Oh bother. I’m remiss in my lament of turning forty. Now, suddenly, I feel rushed – like there’s just not the time to honor and regret this momentous occasion. There’s not time to write the tome that chronicles four decades of kisses, the touch that never saved me, the stories unwritten, songs unsung and futures unexplored. Now, suddenly, I feel rushed.
It seems no matter how much time I set aside, no matter how much preparation on my spiritual mountains, I’m not prepared for what comes and what goes. I just need time to think. Time to sort all this out. I’m sure the answer is in here somewhere if I just had time to reflect on this all. And I’m certain, perhaps tomorrow, there will be time and there will be time.
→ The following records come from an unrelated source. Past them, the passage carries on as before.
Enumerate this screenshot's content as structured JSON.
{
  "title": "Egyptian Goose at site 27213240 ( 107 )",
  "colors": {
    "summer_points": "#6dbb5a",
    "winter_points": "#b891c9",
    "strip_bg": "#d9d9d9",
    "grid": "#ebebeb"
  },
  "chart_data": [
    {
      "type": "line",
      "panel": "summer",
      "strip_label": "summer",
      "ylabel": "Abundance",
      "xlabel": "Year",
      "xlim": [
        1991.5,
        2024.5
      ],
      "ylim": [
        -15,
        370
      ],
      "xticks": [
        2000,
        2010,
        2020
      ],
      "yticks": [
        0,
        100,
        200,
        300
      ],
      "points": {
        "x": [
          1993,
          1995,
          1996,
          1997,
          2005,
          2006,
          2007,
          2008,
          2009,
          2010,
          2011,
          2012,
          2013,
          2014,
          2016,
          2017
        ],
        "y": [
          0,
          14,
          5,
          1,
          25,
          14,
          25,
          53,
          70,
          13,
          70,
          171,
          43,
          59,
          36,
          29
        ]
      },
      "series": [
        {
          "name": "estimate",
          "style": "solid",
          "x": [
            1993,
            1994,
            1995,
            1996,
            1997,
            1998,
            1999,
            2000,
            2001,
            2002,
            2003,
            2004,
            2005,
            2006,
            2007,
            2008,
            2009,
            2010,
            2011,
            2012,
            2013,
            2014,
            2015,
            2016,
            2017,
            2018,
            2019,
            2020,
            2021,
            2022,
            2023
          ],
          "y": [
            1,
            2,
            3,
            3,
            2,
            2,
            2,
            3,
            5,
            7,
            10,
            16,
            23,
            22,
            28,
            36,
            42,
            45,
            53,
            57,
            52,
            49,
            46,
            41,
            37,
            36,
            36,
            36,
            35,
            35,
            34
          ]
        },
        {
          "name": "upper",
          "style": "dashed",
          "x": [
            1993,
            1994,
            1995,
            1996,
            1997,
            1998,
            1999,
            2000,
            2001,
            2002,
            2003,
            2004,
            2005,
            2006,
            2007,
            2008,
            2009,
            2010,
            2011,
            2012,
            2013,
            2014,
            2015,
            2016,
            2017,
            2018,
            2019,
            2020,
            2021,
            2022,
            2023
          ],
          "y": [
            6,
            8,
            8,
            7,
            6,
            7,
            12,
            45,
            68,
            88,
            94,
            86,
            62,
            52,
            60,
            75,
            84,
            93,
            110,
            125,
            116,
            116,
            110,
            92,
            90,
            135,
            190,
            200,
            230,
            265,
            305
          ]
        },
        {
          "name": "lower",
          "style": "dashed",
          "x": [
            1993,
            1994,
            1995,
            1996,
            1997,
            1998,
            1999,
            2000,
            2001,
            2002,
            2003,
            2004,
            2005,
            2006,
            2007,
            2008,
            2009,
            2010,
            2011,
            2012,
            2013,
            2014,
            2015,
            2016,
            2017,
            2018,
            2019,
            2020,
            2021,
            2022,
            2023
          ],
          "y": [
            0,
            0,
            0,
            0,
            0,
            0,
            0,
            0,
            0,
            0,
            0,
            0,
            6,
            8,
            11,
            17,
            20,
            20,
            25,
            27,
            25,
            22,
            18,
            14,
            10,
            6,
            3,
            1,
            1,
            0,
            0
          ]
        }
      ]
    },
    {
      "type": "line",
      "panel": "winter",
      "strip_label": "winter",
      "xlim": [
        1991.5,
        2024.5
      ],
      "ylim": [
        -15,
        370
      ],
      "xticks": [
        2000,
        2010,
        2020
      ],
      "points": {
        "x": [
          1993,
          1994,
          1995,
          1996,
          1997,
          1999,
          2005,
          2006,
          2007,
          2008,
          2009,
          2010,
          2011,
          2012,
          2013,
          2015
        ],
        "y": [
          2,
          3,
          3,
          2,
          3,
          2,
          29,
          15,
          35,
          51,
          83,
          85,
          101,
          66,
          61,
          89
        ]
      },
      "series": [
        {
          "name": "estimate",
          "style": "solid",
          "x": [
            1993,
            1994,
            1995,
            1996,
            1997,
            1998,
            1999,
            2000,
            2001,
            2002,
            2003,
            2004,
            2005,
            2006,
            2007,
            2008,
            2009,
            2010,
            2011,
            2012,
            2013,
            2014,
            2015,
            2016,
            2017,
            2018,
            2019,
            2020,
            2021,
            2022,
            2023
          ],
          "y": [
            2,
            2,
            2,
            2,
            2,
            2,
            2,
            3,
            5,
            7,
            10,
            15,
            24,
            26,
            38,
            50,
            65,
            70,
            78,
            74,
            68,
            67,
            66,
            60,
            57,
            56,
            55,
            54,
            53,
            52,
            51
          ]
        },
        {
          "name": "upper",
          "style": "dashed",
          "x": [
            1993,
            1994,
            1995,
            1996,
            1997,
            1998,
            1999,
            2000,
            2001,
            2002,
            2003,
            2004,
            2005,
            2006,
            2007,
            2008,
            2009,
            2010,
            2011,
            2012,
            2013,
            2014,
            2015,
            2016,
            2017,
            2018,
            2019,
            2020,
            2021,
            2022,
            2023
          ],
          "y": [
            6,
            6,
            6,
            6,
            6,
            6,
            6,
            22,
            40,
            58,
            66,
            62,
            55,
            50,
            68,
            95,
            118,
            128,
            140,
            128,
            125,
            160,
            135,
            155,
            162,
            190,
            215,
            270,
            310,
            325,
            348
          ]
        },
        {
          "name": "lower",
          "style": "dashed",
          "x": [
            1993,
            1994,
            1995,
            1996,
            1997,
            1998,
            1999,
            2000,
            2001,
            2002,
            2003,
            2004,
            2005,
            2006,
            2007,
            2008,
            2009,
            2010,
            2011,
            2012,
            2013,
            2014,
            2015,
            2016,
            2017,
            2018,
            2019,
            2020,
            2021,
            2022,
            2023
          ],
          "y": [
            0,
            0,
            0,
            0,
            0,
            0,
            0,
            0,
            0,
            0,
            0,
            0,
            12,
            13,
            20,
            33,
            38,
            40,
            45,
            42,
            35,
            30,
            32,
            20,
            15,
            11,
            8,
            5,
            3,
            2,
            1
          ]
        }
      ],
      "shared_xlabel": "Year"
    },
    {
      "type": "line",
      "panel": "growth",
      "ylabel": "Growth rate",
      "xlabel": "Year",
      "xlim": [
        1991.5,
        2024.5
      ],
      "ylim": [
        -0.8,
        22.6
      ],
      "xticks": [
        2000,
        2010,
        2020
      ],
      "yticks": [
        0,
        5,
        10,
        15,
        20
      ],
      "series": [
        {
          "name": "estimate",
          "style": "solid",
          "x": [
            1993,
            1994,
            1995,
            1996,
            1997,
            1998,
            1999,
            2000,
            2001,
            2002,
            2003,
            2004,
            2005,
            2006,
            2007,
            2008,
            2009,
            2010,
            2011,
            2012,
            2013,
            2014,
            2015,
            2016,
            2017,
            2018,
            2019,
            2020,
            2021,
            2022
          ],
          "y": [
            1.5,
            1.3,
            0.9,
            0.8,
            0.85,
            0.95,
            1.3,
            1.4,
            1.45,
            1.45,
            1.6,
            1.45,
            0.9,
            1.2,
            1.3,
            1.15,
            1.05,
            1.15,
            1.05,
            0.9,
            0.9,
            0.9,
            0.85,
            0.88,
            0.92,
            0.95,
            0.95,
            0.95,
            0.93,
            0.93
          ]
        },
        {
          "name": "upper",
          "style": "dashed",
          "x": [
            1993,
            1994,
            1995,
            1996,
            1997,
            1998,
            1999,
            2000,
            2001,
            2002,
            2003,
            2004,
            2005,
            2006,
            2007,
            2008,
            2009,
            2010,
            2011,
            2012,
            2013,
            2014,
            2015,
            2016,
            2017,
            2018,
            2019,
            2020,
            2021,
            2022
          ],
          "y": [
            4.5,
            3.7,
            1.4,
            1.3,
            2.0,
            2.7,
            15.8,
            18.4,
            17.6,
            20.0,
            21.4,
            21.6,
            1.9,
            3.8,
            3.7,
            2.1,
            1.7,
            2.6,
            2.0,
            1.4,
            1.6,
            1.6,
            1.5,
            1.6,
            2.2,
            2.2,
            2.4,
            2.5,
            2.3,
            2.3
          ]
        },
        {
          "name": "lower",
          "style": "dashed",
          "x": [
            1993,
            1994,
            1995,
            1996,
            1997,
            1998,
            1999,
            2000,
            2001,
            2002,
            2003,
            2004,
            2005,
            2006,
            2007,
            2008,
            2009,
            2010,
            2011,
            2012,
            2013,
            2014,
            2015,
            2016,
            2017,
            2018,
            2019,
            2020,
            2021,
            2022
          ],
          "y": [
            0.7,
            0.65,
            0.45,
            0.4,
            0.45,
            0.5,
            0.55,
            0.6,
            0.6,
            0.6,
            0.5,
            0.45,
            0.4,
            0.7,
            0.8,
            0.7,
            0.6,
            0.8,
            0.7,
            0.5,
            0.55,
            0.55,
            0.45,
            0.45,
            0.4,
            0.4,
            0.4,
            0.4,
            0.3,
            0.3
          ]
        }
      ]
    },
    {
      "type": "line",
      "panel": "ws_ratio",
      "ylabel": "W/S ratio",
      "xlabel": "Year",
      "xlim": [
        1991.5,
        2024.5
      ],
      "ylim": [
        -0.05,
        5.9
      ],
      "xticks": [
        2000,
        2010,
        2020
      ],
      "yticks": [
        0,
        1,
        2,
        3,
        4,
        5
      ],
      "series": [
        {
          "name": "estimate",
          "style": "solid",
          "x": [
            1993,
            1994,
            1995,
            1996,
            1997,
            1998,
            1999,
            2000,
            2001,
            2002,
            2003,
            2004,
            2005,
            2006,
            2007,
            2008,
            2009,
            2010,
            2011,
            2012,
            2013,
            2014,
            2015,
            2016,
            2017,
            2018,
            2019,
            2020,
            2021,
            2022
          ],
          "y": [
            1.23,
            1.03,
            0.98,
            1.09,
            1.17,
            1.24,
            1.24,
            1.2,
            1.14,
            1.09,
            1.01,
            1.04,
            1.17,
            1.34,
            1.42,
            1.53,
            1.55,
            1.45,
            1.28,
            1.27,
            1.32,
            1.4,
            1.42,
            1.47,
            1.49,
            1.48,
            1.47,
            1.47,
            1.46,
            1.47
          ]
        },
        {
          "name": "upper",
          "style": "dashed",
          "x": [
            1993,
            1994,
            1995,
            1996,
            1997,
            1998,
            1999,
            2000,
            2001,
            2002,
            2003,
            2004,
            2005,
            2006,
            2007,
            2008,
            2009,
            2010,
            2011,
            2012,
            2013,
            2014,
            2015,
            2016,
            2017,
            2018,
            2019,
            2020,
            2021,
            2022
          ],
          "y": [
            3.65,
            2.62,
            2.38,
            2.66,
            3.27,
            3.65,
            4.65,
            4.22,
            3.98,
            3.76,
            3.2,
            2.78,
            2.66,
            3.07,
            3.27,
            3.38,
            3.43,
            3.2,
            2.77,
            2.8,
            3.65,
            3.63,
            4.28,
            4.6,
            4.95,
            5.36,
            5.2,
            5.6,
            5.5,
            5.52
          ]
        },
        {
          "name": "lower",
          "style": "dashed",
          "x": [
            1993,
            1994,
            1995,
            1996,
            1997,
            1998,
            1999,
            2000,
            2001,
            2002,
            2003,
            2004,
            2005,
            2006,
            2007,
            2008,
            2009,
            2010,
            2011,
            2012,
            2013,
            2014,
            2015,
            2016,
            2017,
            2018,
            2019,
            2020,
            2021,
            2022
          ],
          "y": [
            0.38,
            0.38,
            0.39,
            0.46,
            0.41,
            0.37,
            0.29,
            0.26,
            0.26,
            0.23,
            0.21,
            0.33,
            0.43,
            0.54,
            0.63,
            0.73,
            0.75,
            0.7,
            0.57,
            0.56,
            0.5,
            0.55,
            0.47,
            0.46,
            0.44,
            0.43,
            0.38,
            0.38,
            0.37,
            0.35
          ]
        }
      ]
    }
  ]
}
Now, suddenly, I feel rushed.
I will perhaps regret not finding the time to lament this day fully but it feels there’s so little time left and it seems such a silly waste to spend it on such futile labours.
3 comments:
I feel like this often on birthday's. But what do you mean by this line? "the touch that never saved me"
Well, you know, sometimes we invest so much meaning in those gestures, a slight brush of a hand, lips, an electric touch that sends shivers everywhere - and while those touches can totally rock my world, I don't think they'll ever set me at peace the way contemplative meditation will - the way spending time coming to terms with my beliefs and actions do. Sometimes, indeed, they're a big distraction (like Rilke wrote... "is it any less difficult for lovers who run toward each other to hide from their fate?"... or something like that.)
That's very much along the line of "mindfulness" that I've pondered lately... I love this like of thought.